Больше всего мы сперва нашли об этом у дальневосточных художников и поэтов. В их традиции как-то не разделялось «теоретическое» и «практическое». Они с одинаковой серьезностью и с одинаковой тонкостью писали и свои трактаты, и свои художественные произведения. Потом, уяснив что-то на примере дальневосточных художников и поэтов, разобравшись и в собственном скромном опыте, мы нашли подобные тексты и у русских, и у европейских творцов. Особенного много у М.М. Пришвина, у русских поэтов, у Гете. Ясно было, что в основе художественного творчества, в основе развития художественной одаренности лежит именно особое отношение человека к миру. Мы его стали называть эстетическим отношением.

В слово «эстетическое» вкладывается смысл не совсем традиционный, это всегда приходится оговаривать. Как правило, люди думают, что эстетическое – это любование чем-то красивым, или прекрасным, но это только один момент, который ещё и требует размышления, что именно называть прекрасным. Эстетическое по этимологии этого слова и по смыслу – это то, что связано с чувственным восприятием. Термин «Эстетика» ввел в практику в XVIII веке А.Г. Баумгартен, немецкий философ, – он так называл чувственное познание, в отличие от познания в понятиях. А.Г. Баумгартен доказывал, что не только в понятиях полноценно познается мир, но и чувственное познание тоже не пустяк, не только заготовка, а само имеет некоторую ценность.

Для эстетического отношения, действительно, этот акцент на ценности чувственного восприятия очень важен. И главное, если суммировать все то многое, что я узнал, «копаясь» в самом себе и, главным образом, читая тексты разных выдающихся людей…. Вы знаете, что там удивительно? Разные люди, один из них художник-график, другой живописец, третий поэт, четвертый архитектор, актер, режиссер, кто-то ещё – все они жили в разные века, никакого понятия не имели друг о друге, говорили на разных языках, верили в разных богов, но когда они доходили до момента зарождения художественного замысла, то они говорили, по сути, одно и то же. Иногда буквально те же слова подбирали.

Это производило определенное впечатление, конечно! Какой-то единый феномен внутреннего опыта как будто вставал перед ними всеми. Суть этого феномена в том, что человек, прежде всего, преодолевает ту невидимую психологическую границу, которая в повседневной жизни отделяет нас от всего мира. Вот это я, а это не я. Это меня касается прямо, а это не касается.

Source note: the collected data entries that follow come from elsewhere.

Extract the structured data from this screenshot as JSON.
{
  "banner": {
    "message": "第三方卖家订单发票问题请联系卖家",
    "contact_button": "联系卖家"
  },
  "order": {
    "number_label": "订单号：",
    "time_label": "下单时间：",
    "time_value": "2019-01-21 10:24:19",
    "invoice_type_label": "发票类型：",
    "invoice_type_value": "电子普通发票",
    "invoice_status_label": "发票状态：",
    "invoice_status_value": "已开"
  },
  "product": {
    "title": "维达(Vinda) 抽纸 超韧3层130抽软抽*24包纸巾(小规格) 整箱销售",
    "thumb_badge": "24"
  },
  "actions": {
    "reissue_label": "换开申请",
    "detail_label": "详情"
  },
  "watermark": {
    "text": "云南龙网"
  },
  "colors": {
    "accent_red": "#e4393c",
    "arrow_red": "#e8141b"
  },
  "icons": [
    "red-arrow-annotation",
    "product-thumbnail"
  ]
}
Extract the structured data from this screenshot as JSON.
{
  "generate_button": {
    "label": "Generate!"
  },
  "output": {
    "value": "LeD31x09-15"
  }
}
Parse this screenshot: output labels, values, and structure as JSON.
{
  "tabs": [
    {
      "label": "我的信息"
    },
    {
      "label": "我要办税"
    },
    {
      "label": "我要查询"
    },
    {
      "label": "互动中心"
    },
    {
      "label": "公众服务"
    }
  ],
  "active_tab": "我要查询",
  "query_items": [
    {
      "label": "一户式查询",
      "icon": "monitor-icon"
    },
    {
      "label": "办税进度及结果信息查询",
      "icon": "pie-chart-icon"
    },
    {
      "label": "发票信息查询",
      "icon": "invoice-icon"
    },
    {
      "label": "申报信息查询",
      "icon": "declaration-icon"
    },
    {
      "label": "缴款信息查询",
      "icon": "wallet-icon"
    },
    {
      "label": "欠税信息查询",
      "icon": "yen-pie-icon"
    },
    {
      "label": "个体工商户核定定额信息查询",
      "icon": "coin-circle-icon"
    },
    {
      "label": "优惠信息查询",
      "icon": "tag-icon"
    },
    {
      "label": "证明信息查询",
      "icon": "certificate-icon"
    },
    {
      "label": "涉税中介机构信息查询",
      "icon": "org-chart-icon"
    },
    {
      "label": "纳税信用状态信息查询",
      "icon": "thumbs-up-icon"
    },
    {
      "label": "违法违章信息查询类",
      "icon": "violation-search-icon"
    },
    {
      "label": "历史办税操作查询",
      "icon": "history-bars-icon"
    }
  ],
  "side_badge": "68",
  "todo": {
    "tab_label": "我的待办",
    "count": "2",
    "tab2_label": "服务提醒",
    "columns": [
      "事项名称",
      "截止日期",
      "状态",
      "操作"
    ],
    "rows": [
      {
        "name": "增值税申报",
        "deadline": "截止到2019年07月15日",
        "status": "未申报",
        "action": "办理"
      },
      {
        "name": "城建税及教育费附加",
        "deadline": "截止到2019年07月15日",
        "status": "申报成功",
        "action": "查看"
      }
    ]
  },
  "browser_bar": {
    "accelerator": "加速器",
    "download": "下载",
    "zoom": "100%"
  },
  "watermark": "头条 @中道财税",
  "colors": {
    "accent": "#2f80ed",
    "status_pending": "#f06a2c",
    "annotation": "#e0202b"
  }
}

Не в том смысле, что я к этому безразличен, лишен сочувствия и т.д., но есть черта, как бы непреодолимая, хотя и прозрачная преграда между «я» и «не я». Это ограничивает, замыкает в себе наше повседневное «я».

Не будь такой границы, мы, конечно, жить не могли бы – было бы сплошное сумасшествие. Но когда есть только это, оказывается, что чего-то очень важного нам не хватает. Человек с развитым эстетическим отношением имеет тенденцию – а в какие-то моменты она проявляется с огромной силой, тенденцию и способность непосредственно переживать свое сущностное единство с миром, когда указанная граница исчезает, и когда он себя чувствует неотъемлемой частью бесконечного мира. Когда во всём так называемом объективном мире он чувствует жизнь, родственную своей собственной.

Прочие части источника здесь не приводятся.